Ces deux conditions, la parole les remplit également bien, car elle est le langage physiologique par excellence. Nous pourrions à la rigueur nous contenter de mentionner le fait. Mais, comme nous aurons bientôt à nous occuper du langage mimique qui ne possède pas ces qualités au même degré, nous pensons qu'il n'est pas inutile de dire ici pourquoi la parole remplit si bien les conditions dont nous parlons.

1° La parole remplit exactement la première condition, c'est-à-dire la rapidité nécessaire à l'évolution de la pensée, parce que les mouvements dont elle est composée s'adressent et sont dirigés par le sens spécial des impressions qui se succèdent avec rapidité. Expliquons-nous.

L'impressionnabilité du sens de l'ouïe n'entre en jeu, d'une manière agréable, que sous l'influence d'une série variée d'impressions rapides: un son continu et toujours le même finirait par irriter le système nerveux; au contraire, on goûterait avec charme, pendant un temps plus ou moins long, une saveur, une odeur, une vue.

Plusieurs sons différents, se succédant avec rapidité, sont parfaitement appréciés par l'ouïe, qui en saisit les nuances les plus délicates, les accidents les plus rapides; au contraire, le sens de la vue n'est plus à son aise dès que les images sont en mouvement, et, si ce dernier est trop rapide, aux images réelles succèdent bieutôt les illusions d'optique.

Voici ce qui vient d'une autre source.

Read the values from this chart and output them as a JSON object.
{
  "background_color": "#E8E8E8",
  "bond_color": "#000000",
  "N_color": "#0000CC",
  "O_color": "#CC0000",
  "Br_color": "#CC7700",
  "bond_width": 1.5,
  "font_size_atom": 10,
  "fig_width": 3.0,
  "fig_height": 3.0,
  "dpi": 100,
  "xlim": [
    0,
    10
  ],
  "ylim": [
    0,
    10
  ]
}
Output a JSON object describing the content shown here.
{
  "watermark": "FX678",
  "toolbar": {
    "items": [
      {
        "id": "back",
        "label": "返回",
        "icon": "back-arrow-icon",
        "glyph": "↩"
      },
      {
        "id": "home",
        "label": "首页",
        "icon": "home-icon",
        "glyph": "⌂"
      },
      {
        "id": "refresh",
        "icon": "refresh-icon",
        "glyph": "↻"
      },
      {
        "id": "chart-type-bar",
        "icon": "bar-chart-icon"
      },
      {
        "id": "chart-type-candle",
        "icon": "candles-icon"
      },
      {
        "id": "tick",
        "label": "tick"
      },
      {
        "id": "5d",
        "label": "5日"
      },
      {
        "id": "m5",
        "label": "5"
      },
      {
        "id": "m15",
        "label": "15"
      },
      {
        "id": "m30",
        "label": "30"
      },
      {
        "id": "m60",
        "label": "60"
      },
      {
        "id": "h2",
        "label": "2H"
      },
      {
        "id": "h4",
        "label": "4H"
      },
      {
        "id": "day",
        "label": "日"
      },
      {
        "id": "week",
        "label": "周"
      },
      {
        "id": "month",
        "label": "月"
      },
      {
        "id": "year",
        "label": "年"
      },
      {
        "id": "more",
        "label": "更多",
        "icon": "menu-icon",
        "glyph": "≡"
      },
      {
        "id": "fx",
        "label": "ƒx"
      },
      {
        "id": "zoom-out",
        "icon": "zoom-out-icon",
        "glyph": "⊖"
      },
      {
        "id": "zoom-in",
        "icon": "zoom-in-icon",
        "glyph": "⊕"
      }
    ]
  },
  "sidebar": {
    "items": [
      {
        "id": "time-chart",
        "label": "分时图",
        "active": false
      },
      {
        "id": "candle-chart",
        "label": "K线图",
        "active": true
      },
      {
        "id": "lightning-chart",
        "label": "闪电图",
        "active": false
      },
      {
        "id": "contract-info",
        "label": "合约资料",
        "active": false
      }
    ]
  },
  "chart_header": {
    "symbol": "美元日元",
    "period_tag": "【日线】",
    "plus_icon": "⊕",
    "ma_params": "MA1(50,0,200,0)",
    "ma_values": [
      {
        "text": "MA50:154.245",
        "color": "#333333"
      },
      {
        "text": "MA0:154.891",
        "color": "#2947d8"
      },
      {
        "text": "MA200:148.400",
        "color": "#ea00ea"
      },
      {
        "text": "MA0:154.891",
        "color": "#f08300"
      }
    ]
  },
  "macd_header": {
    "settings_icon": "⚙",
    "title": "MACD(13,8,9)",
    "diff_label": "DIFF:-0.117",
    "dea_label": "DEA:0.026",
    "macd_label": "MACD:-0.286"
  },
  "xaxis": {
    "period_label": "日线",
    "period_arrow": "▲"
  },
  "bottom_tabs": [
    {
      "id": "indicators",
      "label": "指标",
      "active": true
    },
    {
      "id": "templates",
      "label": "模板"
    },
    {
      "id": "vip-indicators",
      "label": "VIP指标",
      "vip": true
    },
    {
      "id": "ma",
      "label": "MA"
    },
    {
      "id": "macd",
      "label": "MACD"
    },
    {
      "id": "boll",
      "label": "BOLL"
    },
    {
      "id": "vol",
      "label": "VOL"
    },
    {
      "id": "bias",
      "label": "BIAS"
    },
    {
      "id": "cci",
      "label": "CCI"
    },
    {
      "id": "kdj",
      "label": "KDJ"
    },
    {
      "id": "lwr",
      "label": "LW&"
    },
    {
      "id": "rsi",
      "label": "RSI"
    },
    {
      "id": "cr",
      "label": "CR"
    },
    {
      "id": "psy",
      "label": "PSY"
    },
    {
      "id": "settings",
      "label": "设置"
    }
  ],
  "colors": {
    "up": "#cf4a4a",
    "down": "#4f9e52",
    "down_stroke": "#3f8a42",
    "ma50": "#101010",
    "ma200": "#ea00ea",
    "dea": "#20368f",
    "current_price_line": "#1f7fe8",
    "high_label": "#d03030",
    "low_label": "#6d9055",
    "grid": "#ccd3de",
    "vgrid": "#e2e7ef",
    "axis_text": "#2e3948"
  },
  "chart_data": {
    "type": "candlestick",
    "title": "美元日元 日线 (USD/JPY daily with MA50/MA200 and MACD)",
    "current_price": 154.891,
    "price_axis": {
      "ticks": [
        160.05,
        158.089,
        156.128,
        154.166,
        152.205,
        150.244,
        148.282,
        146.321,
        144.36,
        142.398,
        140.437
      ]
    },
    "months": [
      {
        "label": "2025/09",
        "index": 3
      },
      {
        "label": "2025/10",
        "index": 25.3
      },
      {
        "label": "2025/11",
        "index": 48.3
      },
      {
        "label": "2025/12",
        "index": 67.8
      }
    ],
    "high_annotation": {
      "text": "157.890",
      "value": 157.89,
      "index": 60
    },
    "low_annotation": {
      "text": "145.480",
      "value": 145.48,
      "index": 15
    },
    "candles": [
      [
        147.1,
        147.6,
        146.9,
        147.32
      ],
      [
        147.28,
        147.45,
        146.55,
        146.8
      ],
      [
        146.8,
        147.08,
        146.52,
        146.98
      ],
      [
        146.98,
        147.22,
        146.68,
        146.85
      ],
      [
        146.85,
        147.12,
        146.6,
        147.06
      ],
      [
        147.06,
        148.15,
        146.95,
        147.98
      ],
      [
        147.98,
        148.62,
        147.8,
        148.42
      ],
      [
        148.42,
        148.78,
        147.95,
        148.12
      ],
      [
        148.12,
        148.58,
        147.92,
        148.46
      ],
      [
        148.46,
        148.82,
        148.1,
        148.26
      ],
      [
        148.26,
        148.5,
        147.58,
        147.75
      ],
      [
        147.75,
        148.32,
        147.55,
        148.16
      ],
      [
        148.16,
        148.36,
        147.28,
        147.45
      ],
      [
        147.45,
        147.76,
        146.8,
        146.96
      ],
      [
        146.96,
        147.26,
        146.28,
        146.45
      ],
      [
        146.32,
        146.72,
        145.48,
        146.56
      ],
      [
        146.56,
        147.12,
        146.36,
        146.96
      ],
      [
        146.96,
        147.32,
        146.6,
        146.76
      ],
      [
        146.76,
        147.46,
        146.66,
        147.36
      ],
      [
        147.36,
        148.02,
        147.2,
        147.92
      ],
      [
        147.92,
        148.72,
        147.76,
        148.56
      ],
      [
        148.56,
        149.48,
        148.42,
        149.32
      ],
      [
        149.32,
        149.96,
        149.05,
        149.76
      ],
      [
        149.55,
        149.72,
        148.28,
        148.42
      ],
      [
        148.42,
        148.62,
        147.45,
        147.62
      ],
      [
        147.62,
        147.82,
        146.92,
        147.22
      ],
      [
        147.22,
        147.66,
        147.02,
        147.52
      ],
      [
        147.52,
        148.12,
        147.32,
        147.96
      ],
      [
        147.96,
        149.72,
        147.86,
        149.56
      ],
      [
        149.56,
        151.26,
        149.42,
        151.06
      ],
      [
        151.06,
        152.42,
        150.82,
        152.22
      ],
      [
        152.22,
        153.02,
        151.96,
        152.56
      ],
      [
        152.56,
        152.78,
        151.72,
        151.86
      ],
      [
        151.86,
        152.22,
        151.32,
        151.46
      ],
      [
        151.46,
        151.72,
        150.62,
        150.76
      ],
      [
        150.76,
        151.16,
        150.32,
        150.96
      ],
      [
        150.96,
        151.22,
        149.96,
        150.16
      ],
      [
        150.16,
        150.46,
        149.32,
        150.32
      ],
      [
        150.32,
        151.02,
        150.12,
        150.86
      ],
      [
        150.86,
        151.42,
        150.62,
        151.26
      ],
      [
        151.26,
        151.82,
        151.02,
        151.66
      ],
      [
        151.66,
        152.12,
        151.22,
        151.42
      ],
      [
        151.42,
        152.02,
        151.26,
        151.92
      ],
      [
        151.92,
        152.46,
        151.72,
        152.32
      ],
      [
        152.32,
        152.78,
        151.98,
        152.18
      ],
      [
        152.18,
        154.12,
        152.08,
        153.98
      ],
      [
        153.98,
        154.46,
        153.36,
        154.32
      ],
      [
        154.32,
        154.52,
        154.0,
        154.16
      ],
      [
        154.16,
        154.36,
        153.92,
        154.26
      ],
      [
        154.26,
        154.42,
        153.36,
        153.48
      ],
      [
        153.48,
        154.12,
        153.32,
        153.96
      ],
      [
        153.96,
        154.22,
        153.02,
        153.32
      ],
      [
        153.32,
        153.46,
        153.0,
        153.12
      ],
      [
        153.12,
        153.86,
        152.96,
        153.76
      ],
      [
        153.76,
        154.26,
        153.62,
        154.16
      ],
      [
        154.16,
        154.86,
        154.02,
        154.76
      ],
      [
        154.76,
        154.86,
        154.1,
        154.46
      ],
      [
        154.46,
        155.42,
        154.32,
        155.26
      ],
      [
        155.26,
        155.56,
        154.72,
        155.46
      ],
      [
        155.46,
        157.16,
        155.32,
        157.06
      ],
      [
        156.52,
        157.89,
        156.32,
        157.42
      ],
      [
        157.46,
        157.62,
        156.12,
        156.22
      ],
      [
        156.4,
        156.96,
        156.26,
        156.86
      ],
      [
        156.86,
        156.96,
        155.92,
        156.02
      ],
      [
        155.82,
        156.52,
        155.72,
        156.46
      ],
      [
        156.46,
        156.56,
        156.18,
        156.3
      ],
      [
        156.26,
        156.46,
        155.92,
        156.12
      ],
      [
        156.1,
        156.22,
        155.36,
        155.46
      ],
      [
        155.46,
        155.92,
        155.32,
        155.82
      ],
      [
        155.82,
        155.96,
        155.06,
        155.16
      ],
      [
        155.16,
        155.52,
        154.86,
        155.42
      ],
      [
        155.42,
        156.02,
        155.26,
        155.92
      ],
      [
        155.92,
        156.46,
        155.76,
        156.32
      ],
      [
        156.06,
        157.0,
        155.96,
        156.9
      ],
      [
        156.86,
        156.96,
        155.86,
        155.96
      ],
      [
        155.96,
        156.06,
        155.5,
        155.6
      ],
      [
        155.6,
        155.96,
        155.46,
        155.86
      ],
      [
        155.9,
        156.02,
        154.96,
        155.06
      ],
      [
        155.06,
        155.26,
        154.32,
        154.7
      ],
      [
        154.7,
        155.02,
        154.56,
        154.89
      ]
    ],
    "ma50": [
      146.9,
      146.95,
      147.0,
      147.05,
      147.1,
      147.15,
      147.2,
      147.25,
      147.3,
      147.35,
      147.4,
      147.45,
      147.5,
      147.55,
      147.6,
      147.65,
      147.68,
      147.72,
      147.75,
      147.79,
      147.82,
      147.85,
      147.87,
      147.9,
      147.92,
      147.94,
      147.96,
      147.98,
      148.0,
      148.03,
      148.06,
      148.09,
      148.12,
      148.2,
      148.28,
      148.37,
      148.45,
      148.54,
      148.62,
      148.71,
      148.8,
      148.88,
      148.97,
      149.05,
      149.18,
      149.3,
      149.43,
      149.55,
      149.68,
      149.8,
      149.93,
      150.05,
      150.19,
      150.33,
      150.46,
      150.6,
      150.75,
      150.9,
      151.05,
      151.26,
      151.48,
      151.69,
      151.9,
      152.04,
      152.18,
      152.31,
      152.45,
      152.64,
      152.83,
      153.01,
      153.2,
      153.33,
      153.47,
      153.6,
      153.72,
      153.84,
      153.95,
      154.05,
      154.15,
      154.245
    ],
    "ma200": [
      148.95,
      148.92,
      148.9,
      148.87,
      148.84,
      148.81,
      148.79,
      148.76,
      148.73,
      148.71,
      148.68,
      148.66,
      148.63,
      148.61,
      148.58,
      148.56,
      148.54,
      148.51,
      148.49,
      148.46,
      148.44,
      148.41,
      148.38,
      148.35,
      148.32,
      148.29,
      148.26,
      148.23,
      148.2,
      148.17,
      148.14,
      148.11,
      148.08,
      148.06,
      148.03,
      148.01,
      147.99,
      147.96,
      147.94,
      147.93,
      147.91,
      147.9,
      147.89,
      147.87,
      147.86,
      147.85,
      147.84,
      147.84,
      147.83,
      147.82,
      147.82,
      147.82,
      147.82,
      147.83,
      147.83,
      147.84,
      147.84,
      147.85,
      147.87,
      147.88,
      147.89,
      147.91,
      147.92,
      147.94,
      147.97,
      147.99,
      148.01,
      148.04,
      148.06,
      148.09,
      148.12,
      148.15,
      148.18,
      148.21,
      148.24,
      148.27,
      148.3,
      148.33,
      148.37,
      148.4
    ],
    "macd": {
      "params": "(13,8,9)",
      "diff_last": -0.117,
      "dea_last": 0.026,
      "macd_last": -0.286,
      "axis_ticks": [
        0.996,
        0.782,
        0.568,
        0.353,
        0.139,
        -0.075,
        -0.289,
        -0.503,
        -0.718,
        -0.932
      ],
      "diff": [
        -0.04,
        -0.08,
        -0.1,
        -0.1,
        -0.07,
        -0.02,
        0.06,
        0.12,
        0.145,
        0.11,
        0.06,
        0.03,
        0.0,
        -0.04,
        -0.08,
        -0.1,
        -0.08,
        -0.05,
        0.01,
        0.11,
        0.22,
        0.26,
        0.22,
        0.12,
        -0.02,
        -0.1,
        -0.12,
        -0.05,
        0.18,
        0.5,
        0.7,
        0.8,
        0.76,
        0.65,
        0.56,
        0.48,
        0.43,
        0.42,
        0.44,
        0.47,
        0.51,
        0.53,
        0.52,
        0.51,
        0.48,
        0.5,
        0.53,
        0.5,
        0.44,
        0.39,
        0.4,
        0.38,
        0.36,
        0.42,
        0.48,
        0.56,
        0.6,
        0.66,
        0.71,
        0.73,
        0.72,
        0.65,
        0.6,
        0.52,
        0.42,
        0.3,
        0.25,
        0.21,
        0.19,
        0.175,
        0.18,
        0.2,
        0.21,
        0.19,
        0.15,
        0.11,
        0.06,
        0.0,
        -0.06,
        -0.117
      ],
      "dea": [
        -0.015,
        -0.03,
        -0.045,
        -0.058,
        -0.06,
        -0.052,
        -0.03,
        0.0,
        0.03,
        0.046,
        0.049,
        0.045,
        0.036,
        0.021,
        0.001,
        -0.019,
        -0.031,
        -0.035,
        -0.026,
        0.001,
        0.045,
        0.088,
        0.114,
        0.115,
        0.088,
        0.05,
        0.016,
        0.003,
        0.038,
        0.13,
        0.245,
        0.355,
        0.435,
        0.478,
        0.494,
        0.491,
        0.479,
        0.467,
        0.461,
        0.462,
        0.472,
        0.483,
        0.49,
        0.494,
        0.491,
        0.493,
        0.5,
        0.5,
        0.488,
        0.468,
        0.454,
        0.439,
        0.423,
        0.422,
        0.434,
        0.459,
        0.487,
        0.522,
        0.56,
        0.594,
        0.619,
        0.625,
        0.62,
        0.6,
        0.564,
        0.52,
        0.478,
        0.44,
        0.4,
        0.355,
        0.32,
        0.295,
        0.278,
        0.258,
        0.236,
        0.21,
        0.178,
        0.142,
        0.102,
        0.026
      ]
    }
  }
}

Nous sommes donc autorisé à dire que le sens de l'ouïe est le sens spécial des impressions mobiles. Lui seul, en effet, exige la succession rapide des objets de ses impressions, pour en être affecté dans le sens de l'utile et de l'agréable.

Eh bien, le motif de la supériorité des signes de la parole réside dans cette spécialité formelle et bien définie

du sens de l'ouïe. Les mouvements de nos organes, qui aboutissent à un son, peuvent être exécutés avec une rapidité excessive, conforme aux exigences de l'évolution de la pensée, sans rien perdre de leur précision et de leur clarté. On ne saurait en dire autant des mouvements qui aboutissent à une image, et qui sont les facteurs du langage mimique.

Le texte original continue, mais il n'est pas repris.